Een verder doel van de uitvinding is daarom een inrichting van de in de aanhef genoemde soort te verschaffen, waarmee bij de overgang naar een ander pleisterformaat, in het bijzonder overgang naar een andere pleisterbreedte bij pleisters met gebogen eindranden, de ingreep in het productieproces tot een minimum beperkt kan worden.

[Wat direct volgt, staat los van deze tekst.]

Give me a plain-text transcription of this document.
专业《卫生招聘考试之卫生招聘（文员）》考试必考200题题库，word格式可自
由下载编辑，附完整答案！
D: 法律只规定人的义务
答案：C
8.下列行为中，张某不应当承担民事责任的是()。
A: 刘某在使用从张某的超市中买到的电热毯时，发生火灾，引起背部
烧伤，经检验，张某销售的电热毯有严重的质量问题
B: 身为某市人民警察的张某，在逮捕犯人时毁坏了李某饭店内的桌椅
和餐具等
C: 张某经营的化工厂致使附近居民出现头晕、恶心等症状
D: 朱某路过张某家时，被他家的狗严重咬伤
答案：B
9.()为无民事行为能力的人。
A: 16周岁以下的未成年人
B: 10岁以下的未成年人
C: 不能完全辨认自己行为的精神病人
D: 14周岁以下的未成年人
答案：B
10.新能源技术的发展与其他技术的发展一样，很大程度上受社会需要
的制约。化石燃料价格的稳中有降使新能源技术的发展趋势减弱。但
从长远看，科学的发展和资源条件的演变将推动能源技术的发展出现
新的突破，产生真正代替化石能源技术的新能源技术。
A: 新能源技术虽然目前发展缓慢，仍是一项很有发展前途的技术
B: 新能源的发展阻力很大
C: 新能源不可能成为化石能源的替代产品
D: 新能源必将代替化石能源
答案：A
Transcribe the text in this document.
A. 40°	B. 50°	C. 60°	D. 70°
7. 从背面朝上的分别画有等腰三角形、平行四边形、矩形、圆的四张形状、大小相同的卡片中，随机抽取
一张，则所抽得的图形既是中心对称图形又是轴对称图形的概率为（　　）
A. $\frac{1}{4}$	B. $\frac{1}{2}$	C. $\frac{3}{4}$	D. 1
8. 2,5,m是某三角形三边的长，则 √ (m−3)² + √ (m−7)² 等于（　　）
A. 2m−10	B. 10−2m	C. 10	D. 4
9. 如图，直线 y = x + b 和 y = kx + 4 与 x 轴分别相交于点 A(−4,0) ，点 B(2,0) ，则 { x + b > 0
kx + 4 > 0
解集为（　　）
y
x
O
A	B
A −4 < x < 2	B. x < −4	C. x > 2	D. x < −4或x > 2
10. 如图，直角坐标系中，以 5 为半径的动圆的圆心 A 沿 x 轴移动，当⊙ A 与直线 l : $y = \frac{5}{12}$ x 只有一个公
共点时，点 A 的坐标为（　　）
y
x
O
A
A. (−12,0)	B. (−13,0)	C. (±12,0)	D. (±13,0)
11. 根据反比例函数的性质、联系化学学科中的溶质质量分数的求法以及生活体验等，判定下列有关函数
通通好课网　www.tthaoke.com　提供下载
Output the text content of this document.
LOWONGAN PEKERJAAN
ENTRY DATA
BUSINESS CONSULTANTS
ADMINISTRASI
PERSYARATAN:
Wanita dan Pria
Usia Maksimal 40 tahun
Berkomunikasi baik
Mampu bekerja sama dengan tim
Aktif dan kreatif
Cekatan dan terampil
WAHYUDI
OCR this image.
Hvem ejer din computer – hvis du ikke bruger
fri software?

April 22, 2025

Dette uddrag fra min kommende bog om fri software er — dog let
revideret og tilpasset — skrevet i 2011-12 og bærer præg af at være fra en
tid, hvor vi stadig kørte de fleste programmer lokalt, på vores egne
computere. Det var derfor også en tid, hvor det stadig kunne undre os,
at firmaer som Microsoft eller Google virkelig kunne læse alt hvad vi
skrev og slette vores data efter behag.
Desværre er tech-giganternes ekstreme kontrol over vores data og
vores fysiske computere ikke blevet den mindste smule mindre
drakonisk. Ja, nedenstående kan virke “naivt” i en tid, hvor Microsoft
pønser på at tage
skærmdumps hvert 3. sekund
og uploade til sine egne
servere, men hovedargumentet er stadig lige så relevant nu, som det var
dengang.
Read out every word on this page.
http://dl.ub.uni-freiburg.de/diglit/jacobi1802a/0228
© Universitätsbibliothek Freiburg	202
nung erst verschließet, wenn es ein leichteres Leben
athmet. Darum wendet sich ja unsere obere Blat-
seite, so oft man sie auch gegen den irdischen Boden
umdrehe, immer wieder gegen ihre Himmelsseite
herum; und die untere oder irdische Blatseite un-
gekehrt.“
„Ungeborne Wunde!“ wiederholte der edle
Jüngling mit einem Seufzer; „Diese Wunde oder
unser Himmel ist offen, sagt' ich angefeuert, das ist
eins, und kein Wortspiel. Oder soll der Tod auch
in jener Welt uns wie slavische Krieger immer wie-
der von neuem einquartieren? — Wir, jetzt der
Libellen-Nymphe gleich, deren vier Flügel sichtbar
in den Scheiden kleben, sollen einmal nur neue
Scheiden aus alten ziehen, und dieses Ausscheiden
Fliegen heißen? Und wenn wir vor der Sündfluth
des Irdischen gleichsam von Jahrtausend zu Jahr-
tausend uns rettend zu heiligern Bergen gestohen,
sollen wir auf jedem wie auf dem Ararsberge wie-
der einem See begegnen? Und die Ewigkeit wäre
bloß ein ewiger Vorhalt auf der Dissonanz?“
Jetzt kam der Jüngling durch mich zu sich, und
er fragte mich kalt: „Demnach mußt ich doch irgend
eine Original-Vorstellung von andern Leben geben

Hiertoe omvat de bovenomschreven inrichting volgens de uitvinding, waarbij de tweede snijorganen organen omvatten voor het in dwarsrichting heen en weer bewegen van de straalafgifteorganen, organen voor het instellen van de bewegingssnelheid van de baan pleistermateriaal ten opzichte van de bewegingssnelheid van de straalafgifteorganen. Door instelling van de baansnelheid en/of instelling van de reciproceersnelheid van de straalafgifteorganen kan de afmeting van de zich in lengterichting van de baan uitstrekkende koorde van de eindrand van de pleister naar wens ingesteld worden. De eigenlijke snijorganen behoeven hiervoor niet vervangen te worden, zodat het vervaardigingsproces hierdoor niet vertraagd wordt.
Bij voorkeur omvat de inrichting volgens de uitvinding verder organen voor het heen en weer bewegen van de straalafgifteorganen in lengterichting van de baan. Hierdoor wordt het mogelijk de randen van de baan een bijzondere, gebogen vorm te geven, ook wanneer de straalafgifteorganen met een eenparige snelheid bewogen worden. Volgens een verdere ontwikkeling van de inrichting volgens de uitvinding worden de organen voor het heen en weer bewegen van de straalafgifteorganen in dwarsrichting zowel als lengterichting gevormd door organen voor het langs een gesloten baan bewegen van de straalafgifteorganen. Uit oogpunt van eenvoud van de constructie is deze baan bij voorkeur cirkelvormig.
De straalafgifteorganen kunnen zijn ingericht voor het afgeven van een snijdende waterstraal.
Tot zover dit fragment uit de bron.